Watchdog says Anglo probe to take several more months
Major files sent to DPP as investigators focus on staff loans to buy bank's shares
THE investigation into Anglo Irish Bank, which began in 2009, is going to take several more months despite recent arrests of high profile figures like ex-chairman Sean FitzPatrick, it emerged yesterday.
In his annual statement, corporate watchdog Paul Appleby said ''intensive'' work was being done on the Anglo probe, but documentation on the case would be sent to the DPP ''in the coming months''.
No charges can be brought by Mr Appleby. His office has to wait on decisions from the DPP. Two major files have been sent from Mr Appleby's office to the DPP in 2011.
Describing recent progress, he said: ''Importantly, we sent substantive investigation files on two strands of our Anglo investigations to the DPP last year.
Files for DPP
''Two weeks ago, we provided the DPP with three supplementary files which complement the material which is already in her possession.
"We are now focusing our attention on two remaining strands of the investigation, and I intend that further papers will go to the DPP in a matter of weeks.
"We will be providing the High Court with a detailed progress report on these investigations in late January,'' said Mr Appleby.
The corporate enforcer, whose office includes a number of gardai, said loans given by Anglo to its own staff in 2008 to buy the bank's shares was a key strand of the investigations. Also being looked at was the failure to maintain a register of the transactions between Anglo and its directors prior to 2009.
''Late last year, we also sent supplementary files to the DPP on the above issues and a further supplementary file on the provision by Anglo of a loan to a director of the bank in late September 2008. The DPP had received an initial investigation file on this issue in late 2010,'' said Mr Appleby.
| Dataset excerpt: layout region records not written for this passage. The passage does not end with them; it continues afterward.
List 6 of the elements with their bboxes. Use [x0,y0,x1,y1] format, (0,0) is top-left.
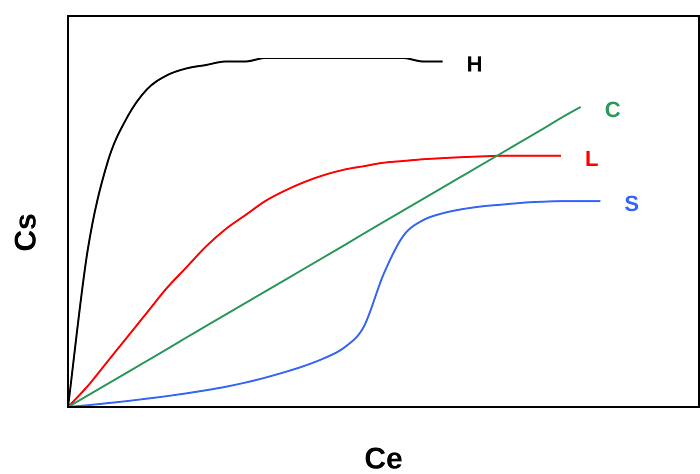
x-axis-title: Ce [364,442,403,474]
series-label: H [466,52,483,77]
series-label: S [624,191,640,216]
y-axis-title: Cs [9,213,42,252]
series-label: L [584,146,598,171]
series-label: C [604,96,621,122]
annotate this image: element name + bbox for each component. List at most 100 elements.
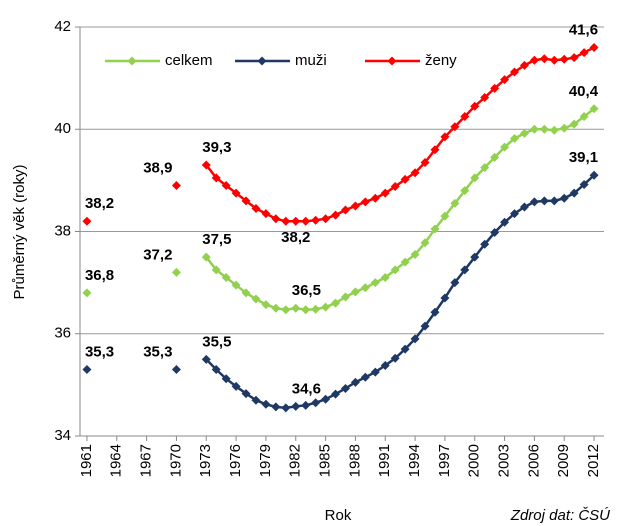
marker — [510, 209, 520, 219]
marker — [460, 265, 470, 275]
marker — [271, 402, 281, 412]
x-tick-label: 1988 — [346, 444, 363, 477]
marker — [370, 193, 380, 203]
data-label: 34,6 — [292, 380, 321, 397]
marker — [549, 55, 559, 65]
y-tick-label: 40 — [54, 120, 71, 137]
marker — [430, 145, 440, 155]
marker — [261, 399, 271, 409]
marker — [281, 305, 291, 315]
y-axis-label: Průměrný věk (roky) — [11, 164, 28, 299]
x-tick-label: 1964 — [108, 444, 125, 477]
x-tick-label: 2003 — [496, 444, 513, 477]
y-tick-label: 34 — [54, 427, 71, 444]
marker — [470, 173, 480, 183]
marker — [171, 180, 181, 190]
marker — [480, 93, 490, 103]
marker — [510, 133, 520, 143]
marker — [331, 210, 341, 220]
legend-label: muži — [295, 52, 327, 69]
marker — [420, 321, 430, 331]
legend-marker — [257, 56, 267, 66]
marker — [82, 216, 92, 226]
y-tick-label: 42 — [54, 18, 71, 35]
marker — [301, 305, 311, 315]
marker — [82, 365, 92, 375]
marker — [241, 389, 251, 399]
marker — [519, 202, 529, 212]
marker — [350, 201, 360, 211]
marker — [390, 353, 400, 363]
marker — [430, 224, 440, 234]
marker — [539, 124, 549, 134]
marker — [221, 180, 231, 190]
marker — [490, 228, 500, 238]
data-label: 38,9 — [143, 159, 172, 176]
marker — [539, 54, 549, 64]
marker — [410, 168, 420, 178]
marker — [291, 303, 301, 313]
marker — [370, 367, 380, 377]
marker — [321, 394, 331, 404]
marker — [281, 403, 291, 413]
x-tick-label: 2006 — [525, 444, 542, 477]
marker — [529, 197, 539, 207]
marker — [440, 211, 450, 221]
x-tick-label: 1973 — [197, 444, 214, 477]
marker — [301, 400, 311, 410]
marker — [579, 179, 589, 189]
data-label: 39,3 — [202, 139, 231, 156]
marker — [82, 288, 92, 298]
marker — [500, 142, 510, 152]
x-tick-label: 1970 — [167, 444, 184, 477]
marker — [549, 125, 559, 135]
marker — [360, 372, 370, 382]
x-tick-label: 1982 — [287, 444, 304, 477]
marker — [201, 354, 211, 364]
marker — [171, 365, 181, 375]
marker — [350, 377, 360, 387]
marker — [321, 214, 331, 224]
x-axis-label: Rok — [325, 507, 352, 524]
marker — [311, 215, 321, 225]
marker — [380, 360, 390, 370]
data-label: 36,5 — [292, 282, 321, 299]
marker — [519, 128, 529, 138]
x-tick-label: 1997 — [436, 444, 453, 477]
marker — [569, 53, 579, 63]
marker — [450, 198, 460, 208]
data-label: 38,2 — [85, 195, 114, 212]
marker — [470, 101, 480, 111]
marker — [231, 280, 241, 290]
marker — [549, 196, 559, 206]
marker — [559, 54, 569, 64]
marker — [261, 300, 271, 310]
marker — [400, 257, 410, 267]
marker — [380, 273, 390, 283]
marker — [420, 157, 430, 167]
marker — [500, 75, 510, 85]
marker — [241, 288, 251, 298]
x-tick-label: 1967 — [138, 444, 155, 477]
marker — [430, 307, 440, 317]
marker — [171, 267, 181, 277]
legend-marker — [127, 56, 137, 66]
marker — [529, 55, 539, 65]
marker — [350, 287, 360, 297]
marker — [579, 111, 589, 121]
marker — [589, 104, 599, 114]
marker — [331, 298, 341, 308]
series-line — [205, 46, 595, 223]
series-line — [205, 107, 595, 311]
marker — [221, 273, 231, 283]
marker — [241, 196, 251, 206]
marker — [331, 389, 341, 399]
marker — [231, 188, 241, 198]
marker — [480, 163, 490, 173]
marker — [211, 265, 221, 275]
marker — [400, 344, 410, 354]
data-label: 41,6 — [569, 21, 598, 38]
x-tick-label: 2012 — [585, 444, 602, 477]
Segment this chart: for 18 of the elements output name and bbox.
''Intensive work on other aspects of these investigations is ongoing, and further documentation will be sent to the DPP in the coming months,'' he added.
He had received 1,960 new reports and complaints last year, which was almost as high as the record of 1,993 in 2010. ''We also determined over 1,900 cases in 2011, our highest ever total''.
In the area of enforcement work, the High Court imposed 20 disqualifications and two restrictions for misconduct or irresponsibility by directors in the management of company affairs. In addition, Mr Appleby's staff helped secure convictions on 20 charges against five defendants for criminal breaches of the Companies Acts.
"This represented a significant improvement on the result of one disqualification and eight convictions achieved in 2010,'' said Mr Appleby. A full annual report will be released in the early summer.